If your maintenance strategy includes getting more life out of your lubricants while ensuring equipment reliability, then optimizing, not merely extending, your oil drain intervals should be your focus.
The term “optimize“ is preferred over “extend“ when discussing drain intervals. While it may be possible to extend drain intervals, doing so without proper insights and data can compromise lubricant health and equipment performance and shorten equipment life.
Define Your Objective
To safely optimize your oil drains and get more out of the lubricants, start by defining what success looks like whether it’s increasing runtime hours, mileage, or reducing lubricant consumption without increasing risk.
Before changing drain intervals, rule out contamination – filtration and clean oil often determine success more than the lubricant itself.
If you’ve tried to optimize intervals in the past and efforts fell short, you may want to investigate environmental contaminants like dirt, rather than the lubricant’s performance. In this scenario, to safely optimize intervals, you will need to look at your contamination control practices. Are you using the correct filter? Is there better filtration available? Are you starting with clean oil? Before modifying drain intervals, evaluate these contamination control strategies to ensure they aren’t the limiting factor.
Use Oil Analysis to Guide Decisions
Oil analysis laboratories can help you achieve your goal of optimizing drain intervals through established Key Performance Indicators (KPI’s) measured through testing.

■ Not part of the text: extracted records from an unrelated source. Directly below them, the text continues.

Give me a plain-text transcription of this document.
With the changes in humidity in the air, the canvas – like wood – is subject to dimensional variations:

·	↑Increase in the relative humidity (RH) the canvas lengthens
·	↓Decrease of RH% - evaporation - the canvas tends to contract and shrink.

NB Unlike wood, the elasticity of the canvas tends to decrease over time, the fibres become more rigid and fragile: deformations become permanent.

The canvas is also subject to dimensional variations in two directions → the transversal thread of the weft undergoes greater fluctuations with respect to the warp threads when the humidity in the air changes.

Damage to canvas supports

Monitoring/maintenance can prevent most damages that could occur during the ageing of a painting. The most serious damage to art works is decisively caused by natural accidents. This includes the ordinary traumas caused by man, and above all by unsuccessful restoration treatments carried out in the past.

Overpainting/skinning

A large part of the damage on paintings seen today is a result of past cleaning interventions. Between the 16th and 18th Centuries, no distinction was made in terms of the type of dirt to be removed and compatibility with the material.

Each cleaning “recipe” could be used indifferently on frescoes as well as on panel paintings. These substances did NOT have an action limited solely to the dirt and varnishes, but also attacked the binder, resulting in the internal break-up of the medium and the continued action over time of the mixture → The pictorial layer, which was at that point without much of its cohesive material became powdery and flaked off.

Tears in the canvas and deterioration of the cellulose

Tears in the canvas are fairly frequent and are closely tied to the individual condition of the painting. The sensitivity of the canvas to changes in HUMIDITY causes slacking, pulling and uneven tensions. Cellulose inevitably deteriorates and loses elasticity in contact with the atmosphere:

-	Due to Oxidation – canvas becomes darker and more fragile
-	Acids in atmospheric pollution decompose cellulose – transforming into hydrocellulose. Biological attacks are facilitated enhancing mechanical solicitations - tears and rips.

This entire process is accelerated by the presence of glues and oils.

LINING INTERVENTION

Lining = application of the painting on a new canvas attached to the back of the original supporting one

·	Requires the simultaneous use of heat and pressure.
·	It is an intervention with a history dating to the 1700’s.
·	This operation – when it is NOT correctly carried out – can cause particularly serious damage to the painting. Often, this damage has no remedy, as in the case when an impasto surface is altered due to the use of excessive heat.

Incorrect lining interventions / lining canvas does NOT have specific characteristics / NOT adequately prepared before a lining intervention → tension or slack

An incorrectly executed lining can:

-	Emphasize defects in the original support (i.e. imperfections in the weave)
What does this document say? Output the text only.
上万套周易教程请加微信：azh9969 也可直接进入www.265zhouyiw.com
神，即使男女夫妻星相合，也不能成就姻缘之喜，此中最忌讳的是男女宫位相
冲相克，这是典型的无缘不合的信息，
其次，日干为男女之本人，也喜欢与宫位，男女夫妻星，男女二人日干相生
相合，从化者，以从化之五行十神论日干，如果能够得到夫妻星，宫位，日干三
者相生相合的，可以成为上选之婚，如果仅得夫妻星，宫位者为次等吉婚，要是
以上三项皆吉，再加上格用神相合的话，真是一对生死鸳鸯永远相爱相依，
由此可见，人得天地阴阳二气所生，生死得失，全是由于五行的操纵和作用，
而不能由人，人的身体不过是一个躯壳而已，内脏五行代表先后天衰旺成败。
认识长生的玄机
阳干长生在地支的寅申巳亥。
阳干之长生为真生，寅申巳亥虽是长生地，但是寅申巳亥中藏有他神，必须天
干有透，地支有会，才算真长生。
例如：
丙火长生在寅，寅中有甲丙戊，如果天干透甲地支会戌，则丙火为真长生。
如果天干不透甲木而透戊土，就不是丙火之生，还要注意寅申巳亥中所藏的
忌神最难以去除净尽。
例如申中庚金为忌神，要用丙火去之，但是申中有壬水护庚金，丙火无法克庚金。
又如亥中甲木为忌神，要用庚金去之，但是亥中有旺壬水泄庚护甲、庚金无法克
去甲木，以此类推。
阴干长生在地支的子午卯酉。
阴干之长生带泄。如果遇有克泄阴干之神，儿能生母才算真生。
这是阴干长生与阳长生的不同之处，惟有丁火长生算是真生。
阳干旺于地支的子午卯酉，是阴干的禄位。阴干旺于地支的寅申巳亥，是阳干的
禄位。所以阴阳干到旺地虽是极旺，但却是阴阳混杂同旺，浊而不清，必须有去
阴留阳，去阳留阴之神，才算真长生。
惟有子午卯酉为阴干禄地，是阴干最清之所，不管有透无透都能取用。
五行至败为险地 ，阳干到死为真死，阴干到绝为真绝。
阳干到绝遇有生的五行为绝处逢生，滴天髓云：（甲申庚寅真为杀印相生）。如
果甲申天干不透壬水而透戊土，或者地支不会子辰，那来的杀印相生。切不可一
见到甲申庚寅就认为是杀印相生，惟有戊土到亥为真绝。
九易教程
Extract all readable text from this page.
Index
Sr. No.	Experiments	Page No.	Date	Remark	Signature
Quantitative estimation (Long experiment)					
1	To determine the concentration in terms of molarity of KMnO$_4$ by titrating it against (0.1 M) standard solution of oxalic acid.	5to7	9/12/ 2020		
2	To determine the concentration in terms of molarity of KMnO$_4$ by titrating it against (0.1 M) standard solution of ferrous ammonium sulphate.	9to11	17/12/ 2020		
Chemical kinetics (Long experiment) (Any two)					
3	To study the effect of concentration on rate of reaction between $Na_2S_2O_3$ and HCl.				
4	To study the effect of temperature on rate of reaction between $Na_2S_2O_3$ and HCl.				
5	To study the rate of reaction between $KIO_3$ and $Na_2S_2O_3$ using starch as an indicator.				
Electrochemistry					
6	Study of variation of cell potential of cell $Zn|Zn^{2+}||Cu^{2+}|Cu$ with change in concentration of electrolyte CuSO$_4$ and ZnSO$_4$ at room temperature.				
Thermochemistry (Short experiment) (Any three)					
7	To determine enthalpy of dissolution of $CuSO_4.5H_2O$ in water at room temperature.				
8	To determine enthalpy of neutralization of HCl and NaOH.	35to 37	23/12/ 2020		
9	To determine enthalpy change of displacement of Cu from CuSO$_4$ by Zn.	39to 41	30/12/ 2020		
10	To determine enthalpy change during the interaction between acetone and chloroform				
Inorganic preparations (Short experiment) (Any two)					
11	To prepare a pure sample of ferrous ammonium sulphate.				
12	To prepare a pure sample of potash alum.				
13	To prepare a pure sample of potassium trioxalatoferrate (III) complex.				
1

Results from laboratory testing can indicate the amount and levels of acid, oxidation, nitration, and the oil’s viscosity. These parameters are benchmarked against Original Equipment Manufacturer (OEM) and lubricant manufacturer guidelines. As long as they fall within acceptable limits and trending supports stability, it may be safe to extend lubricant use.
Real-World Scenarios
In one scenario, a customer in the dredging industry had a goal to optimize drains for a hydraulic power unit. Oil analysis flagged results for Acid Number at the lowest severity, 1 (Figure 1). After a few trending samples of low-severity results, the laboratory confirmed the customer was able to extend the drain interval by 500 additional hours.
Figure 1
On the other hand, oil analysis can indicate when it is not safe to extend drains, too. In this example, a mining customer received a sample report where both Base Number and Oxidation were flagged high on the severity scale (Figure 2) and outside of the acceptable limits; therefore, it is not safe or recommended to continue to use the lubricant.
Lean on Your Laboratory
All in all, it is possible to optimize lubricant drain intervals to get more use out of the lubricants on hand. Work closely with your oil analysis laboratory; they can interpret results, monitor trends, and help set safe, data-driven optimization strategies. One-off test results are useful, but trend data over time is essential to optimize drain intervals without risk confidently.
Optimizing lubricant drain intervals can reduce costs, extend oil life, and improve reliability. However, success depends on careful planning and data-based decision-making through oil analysis. Partnering with your laboratory experts ensures changes are made with reliability in mind.